2. Apolipoprotein B ICD-10 Code Guide.
3. Lp-PLA2 Activity ICD-10 Code Guide.

Niemann-Pick disease type A (NPA) is a rare, inherited lysosomal storage disorder characterized by the accumulation of sphingomyelin in various tissues, leading to severe neurological and systemic complications. The condition is caused by mutations in the SMPD1 gene, which encodes the enzyme sphingomyelinase. As of now, there is no cure for NPA, and treatment primarily focuses on managing symptoms and improving the quality of life for affected individuals.
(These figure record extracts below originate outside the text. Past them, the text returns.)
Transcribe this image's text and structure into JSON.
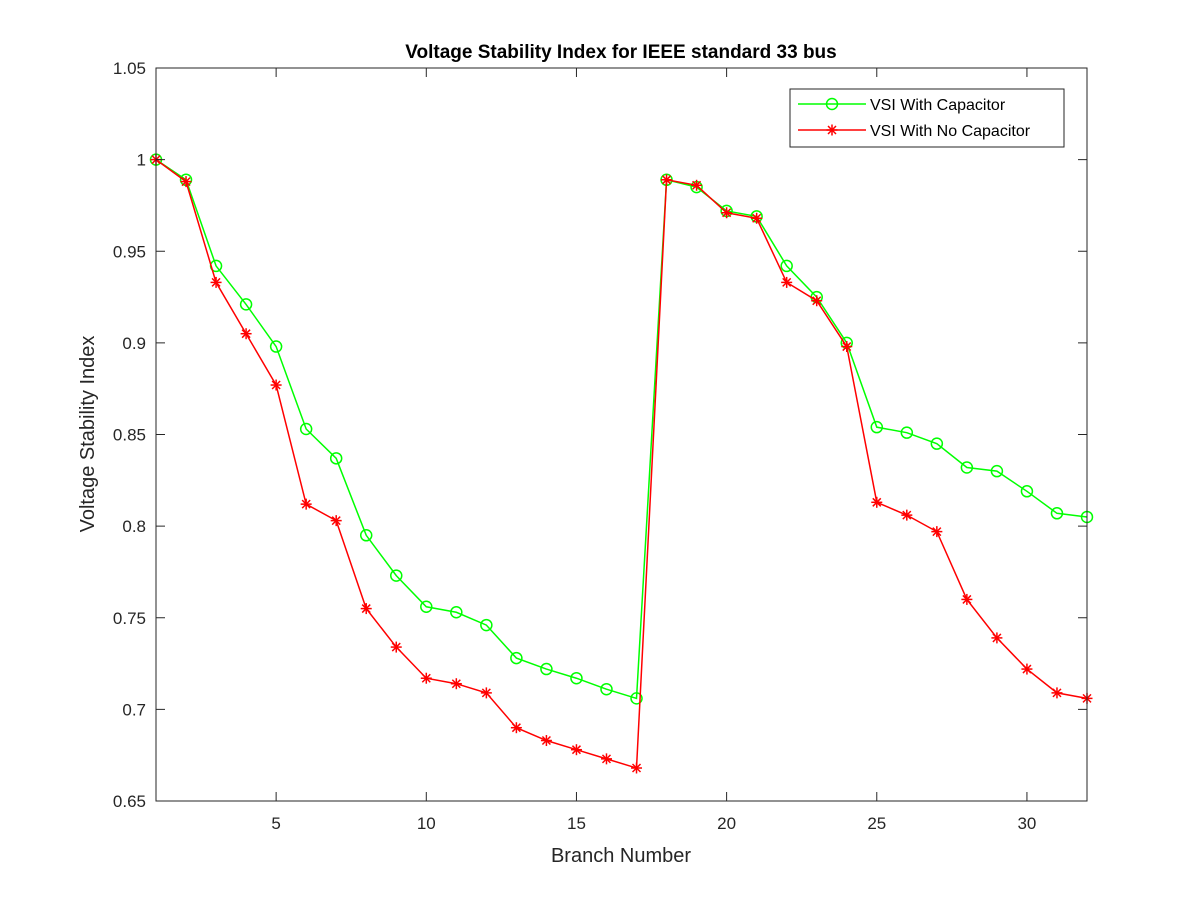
{
  "chart_data": {
    "type": "line",
    "title": "Voltage Stability Index for IEEE standard 33 bus",
    "xlabel": "Branch Number",
    "ylabel": "Voltage Stability Index",
    "xlim": [
      1,
      32
    ],
    "ylim": [
      0.65,
      1.05
    ],
    "xticks": [
      5,
      10,
      15,
      20,
      25,
      30
    ],
    "yticks": [
      0.65,
      0.7,
      0.75,
      0.8,
      0.85,
      0.9,
      0.95,
      1,
      1.05
    ],
    "ytick_labels": [
      "0.65",
      "0.7",
      "0.75",
      "0.8",
      "0.85",
      "0.9",
      "0.95",
      "1",
      "1.05"
    ],
    "grid": false,
    "legend_position": "top-right",
    "x": [
      1,
      2,
      3,
      4,
      5,
      6,
      7,
      8,
      9,
      10,
      11,
      12,
      13,
      14,
      15,
      16,
      17,
      18,
      19,
      20,
      21,
      22,
      23,
      24,
      25,
      26,
      27,
      28,
      29,
      30,
      31,
      32
    ],
    "series": [
      {
        "name": "VSI With Capacitor",
        "color": "#00ff00",
        "marker": "circle",
        "values": [
          1.0,
          0.989,
          0.942,
          0.921,
          0.898,
          0.853,
          0.837,
          0.795,
          0.773,
          0.756,
          0.753,
          0.746,
          0.728,
          0.722,
          0.717,
          0.711,
          0.706,
          0.989,
          0.985,
          0.972,
          0.969,
          0.942,
          0.925,
          0.9,
          0.854,
          0.851,
          0.845,
          0.832,
          0.83,
          0.819,
          0.807,
          0.805
        ]
      },
      {
        "name": "VSI With No Capacitor",
        "color": "#ff0000",
        "marker": "asterisk",
        "values": [
          1.0,
          0.988,
          0.933,
          0.905,
          0.877,
          0.812,
          0.803,
          0.755,
          0.734,
          0.717,
          0.714,
          0.709,
          0.69,
          0.683,
          0.678,
          0.673,
          0.668,
          0.989,
          0.986,
          0.971,
          0.968,
          0.933,
          0.923,
          0.898,
          0.813,
          0.806,
          0.797,
          0.76,
          0.739,
          0.722,
          0.709,
          0.706
        ]
      }
    ]
  }
}
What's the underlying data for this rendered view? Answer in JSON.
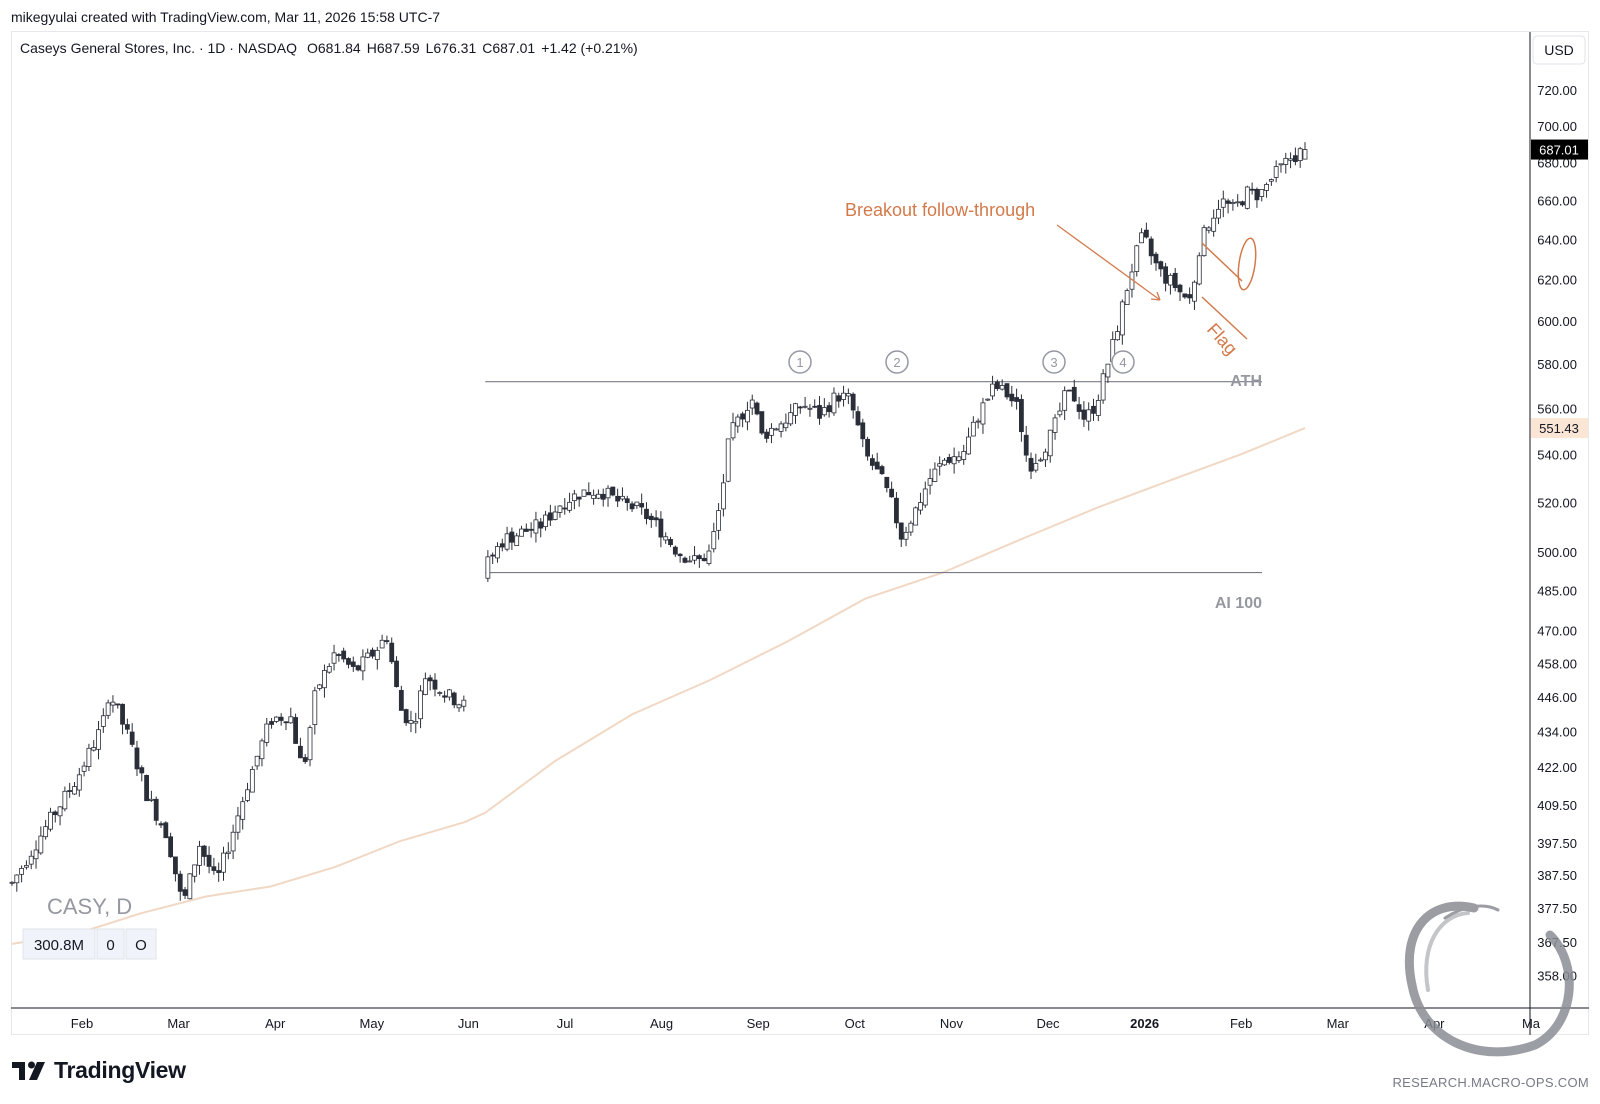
{
  "caption": "mikegyulai created with TradingView.com, Mar 11, 2026 15:58 UTC-7",
  "legend": {
    "symbol_line": "Caseys General Stores, Inc. · 1D · NASDAQ",
    "open": "O681.84",
    "high": "H687.59",
    "low": "L676.31",
    "close": "C687.01",
    "change": "+1.42 (+0.21%)"
  },
  "currency": "USD",
  "symbol_watermark": "CASY, D",
  "indicator_row": [
    "300.8M",
    "0",
    "O"
  ],
  "brand": "TradingView",
  "source_watermark": "RESEARCH.MACRO-OPS.COM",
  "colors": {
    "up_candle": "#ffffff",
    "down_candle": "#2a2e39",
    "wick": "#2a2e39",
    "moving_average": "#f0d8c4",
    "annotation": "#d27a4b",
    "level_line": "#787b86",
    "circle_marker": "#9598a1",
    "last_price_bg": "#000000",
    "ma_price_bg": "#fbe6d6"
  },
  "annotations": {
    "breakout": "Breakout follow-through",
    "flag": "Flag",
    "ath_label": "ATH",
    "range_low_label": "AI 100",
    "markers": [
      "1",
      "2",
      "3",
      "4"
    ]
  },
  "chart_data": {
    "type": "candlestick",
    "title": "Caseys General Stores, Inc. · 1D · NASDAQ",
    "y_axis": {
      "scale": "log",
      "ticks": [
        358.0,
        367.5,
        377.5,
        387.5,
        397.5,
        409.5,
        422.0,
        434.0,
        446.0,
        458.0,
        470.0,
        485.0,
        500.0,
        520.0,
        540.0,
        560.0,
        580.0,
        600.0,
        620.0,
        640.0,
        660.0,
        680.0,
        700.0,
        720.0
      ],
      "tick_labels": [
        "358.00",
        "367.50",
        "377.50",
        "387.50",
        "397.50",
        "409.50",
        "422.00",
        "434.00",
        "446.00",
        "458.00",
        "470.00",
        "485.00",
        "500.00",
        "520.00",
        "540.00",
        "560.00",
        "580.00",
        "600.00",
        "620.00",
        "640.00",
        "660.00",
        "680.00",
        "700.00",
        "720.00"
      ],
      "range": [
        350,
        735
      ],
      "last_price": 687.01,
      "last_price_label": "687.01",
      "ma_price": 551.43,
      "ma_price_label": "551.43"
    },
    "x_axis": {
      "labels": [
        "Feb",
        "Mar",
        "Apr",
        "May",
        "Jun",
        "Jul",
        "Aug",
        "Sep",
        "Oct",
        "Nov",
        "Dec",
        "2026",
        "Feb",
        "Mar",
        "Apr",
        "Ma"
      ],
      "bold_label": "2026"
    },
    "levels": [
      {
        "name": "ATH",
        "value": 572.0
      },
      {
        "name": "AI 100",
        "value": 492.0
      }
    ],
    "anchors": [
      {
        "p": 0.0,
        "v": 385
      },
      {
        "p": 0.015,
        "v": 395
      },
      {
        "p": 0.03,
        "v": 405
      },
      {
        "p": 0.05,
        "v": 418
      },
      {
        "p": 0.07,
        "v": 436
      },
      {
        "p": 0.075,
        "v": 448
      },
      {
        "p": 0.09,
        "v": 432
      },
      {
        "p": 0.105,
        "v": 412
      },
      {
        "p": 0.12,
        "v": 400
      },
      {
        "p": 0.132,
        "v": 378
      },
      {
        "p": 0.145,
        "v": 397
      },
      {
        "p": 0.158,
        "v": 385
      },
      {
        "p": 0.17,
        "v": 400
      },
      {
        "p": 0.185,
        "v": 420
      },
      {
        "p": 0.2,
        "v": 438
      },
      {
        "p": 0.215,
        "v": 440
      },
      {
        "p": 0.225,
        "v": 420
      },
      {
        "p": 0.235,
        "v": 448
      },
      {
        "p": 0.25,
        "v": 462
      },
      {
        "p": 0.265,
        "v": 455
      },
      {
        "p": 0.28,
        "v": 462
      },
      {
        "p": 0.29,
        "v": 468
      },
      {
        "p": 0.3,
        "v": 442
      },
      {
        "p": 0.31,
        "v": 436
      },
      {
        "p": 0.32,
        "v": 454
      },
      {
        "p": 0.335,
        "v": 447
      },
      {
        "p": 0.35,
        "v": 443
      },
      {
        "p": 0.36,
        "v": 447
      },
      {
        "p": 0.366,
        "v": 440
      },
      {
        "p": 0.367,
        "v": 495
      },
      {
        "p": 0.38,
        "v": 505
      },
      {
        "p": 0.395,
        "v": 508
      },
      {
        "p": 0.41,
        "v": 511
      },
      {
        "p": 0.425,
        "v": 520
      },
      {
        "p": 0.44,
        "v": 524
      },
      {
        "p": 0.455,
        "v": 525
      },
      {
        "p": 0.47,
        "v": 520
      },
      {
        "p": 0.485,
        "v": 517
      },
      {
        "p": 0.5,
        "v": 510
      },
      {
        "p": 0.515,
        "v": 500
      },
      {
        "p": 0.53,
        "v": 496
      },
      {
        "p": 0.54,
        "v": 500
      },
      {
        "p": 0.548,
        "v": 520
      },
      {
        "p": 0.555,
        "v": 548
      },
      {
        "p": 0.565,
        "v": 558
      },
      {
        "p": 0.572,
        "v": 565
      },
      {
        "p": 0.58,
        "v": 548
      },
      {
        "p": 0.59,
        "v": 552
      },
      {
        "p": 0.6,
        "v": 556
      },
      {
        "p": 0.612,
        "v": 562
      },
      {
        "p": 0.625,
        "v": 557
      },
      {
        "p": 0.638,
        "v": 566
      },
      {
        "p": 0.648,
        "v": 564
      },
      {
        "p": 0.66,
        "v": 540
      },
      {
        "p": 0.672,
        "v": 530
      },
      {
        "p": 0.68,
        "v": 520
      },
      {
        "p": 0.688,
        "v": 506
      },
      {
        "p": 0.698,
        "v": 516
      },
      {
        "p": 0.71,
        "v": 530
      },
      {
        "p": 0.722,
        "v": 538
      },
      {
        "p": 0.735,
        "v": 540
      },
      {
        "p": 0.748,
        "v": 558
      },
      {
        "p": 0.76,
        "v": 570
      },
      {
        "p": 0.77,
        "v": 566
      },
      {
        "p": 0.778,
        "v": 560
      },
      {
        "p": 0.786,
        "v": 535
      },
      {
        "p": 0.795,
        "v": 540
      },
      {
        "p": 0.805,
        "v": 550
      },
      {
        "p": 0.815,
        "v": 566
      },
      {
        "p": 0.822,
        "v": 565
      },
      {
        "p": 0.83,
        "v": 555
      },
      {
        "p": 0.838,
        "v": 562
      },
      {
        "p": 0.845,
        "v": 575
      },
      {
        "p": 0.852,
        "v": 590
      },
      {
        "p": 0.86,
        "v": 610
      },
      {
        "p": 0.868,
        "v": 630
      },
      {
        "p": 0.875,
        "v": 642
      },
      {
        "p": 0.882,
        "v": 630
      },
      {
        "p": 0.89,
        "v": 622
      },
      {
        "p": 0.898,
        "v": 618
      },
      {
        "p": 0.906,
        "v": 612
      },
      {
        "p": 0.912,
        "v": 610
      },
      {
        "p": 0.918,
        "v": 635
      },
      {
        "p": 0.925,
        "v": 648
      },
      {
        "p": 0.935,
        "v": 660
      },
      {
        "p": 0.945,
        "v": 655
      },
      {
        "p": 0.955,
        "v": 664
      },
      {
        "p": 0.965,
        "v": 663
      },
      {
        "p": 0.975,
        "v": 672
      },
      {
        "p": 0.988,
        "v": 682
      },
      {
        "p": 1.0,
        "v": 687
      }
    ],
    "moving_average": {
      "name": "",
      "values": [
        [
          0.0,
          367
        ],
        [
          0.05,
          370
        ],
        [
          0.1,
          376
        ],
        [
          0.15,
          381
        ],
        [
          0.2,
          384
        ],
        [
          0.25,
          390
        ],
        [
          0.3,
          398
        ],
        [
          0.35,
          404
        ],
        [
          0.366,
          407
        ],
        [
          0.42,
          424
        ],
        [
          0.48,
          440
        ],
        [
          0.54,
          452
        ],
        [
          0.6,
          466
        ],
        [
          0.66,
          482
        ],
        [
          0.72,
          492
        ],
        [
          0.78,
          505
        ],
        [
          0.84,
          518
        ],
        [
          0.9,
          530
        ],
        [
          0.95,
          540
        ],
        [
          1.0,
          551.43
        ]
      ]
    }
  }
}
Standard Treatment Approaches

1. Symptomatic Management

• Neurological Support: Patients often experience neurological symptoms such as ataxia, seizures, and cognitive decline. Neurologists may prescribe medications to manage seizures and other neurological symptoms.
• Physical Therapy: To help maintain mobility and function, physical therapy is often recommended. This can include exercises to improve strength, coordination, and balance.
• Occupational Therapy: Occupational therapists can assist patients in adapting to daily living activities, enhancing their independence as much as possible.

2. Nutritional Support

• Dietary Management: Due to feeding difficulties and potential malnutrition, dietary interventions may be necessary. A nutritionist can help design a diet that meets the patient's needs, ensuring adequate caloric intake and nutritional balance.
• Supplementation: In some cases, vitamin and mineral supplementation may be recommended to address deficiencies that arise from the disease or its treatment.

3. Psychosocial Support

• Counseling and Support Groups: Psychological support for both patients and families is crucial. Counseling can help families cope with the emotional burden of the disease, while support groups provide a platform for sharing experiences and resources.

4. Experimental Therapies

• Enzyme Replacement Therapy (ERT): While not yet widely available for NPA, research is ongoing into ERT, which aims to replace the deficient enzyme. Clinical trials may be available for patients.
• Gene Therapy: Investigational approaches, including gene therapy, are being explored to correct the underlying genetic defect. These therapies are still in the experimental stages and are not yet standard practice.

5. Palliative Care

• End-of-Life Care: For advanced cases, palliative care becomes essential to manage pain and provide comfort. This multidisciplinary approach focuses on improving the quality of life for patients and their families.

Conclusion

The management of Niemann-Pick disease type A is complex and requires a multidisciplinary approach tailored to the individual needs of the patient. While current treatments focus on symptom management and supportive care, ongoing research into more definitive therapies, such as enzyme replacement and gene therapy, holds promise for the future. Families affected by NPA should work closely with healthcare providers to develop a comprehensive care plan that addresses both medical and psychosocial needs.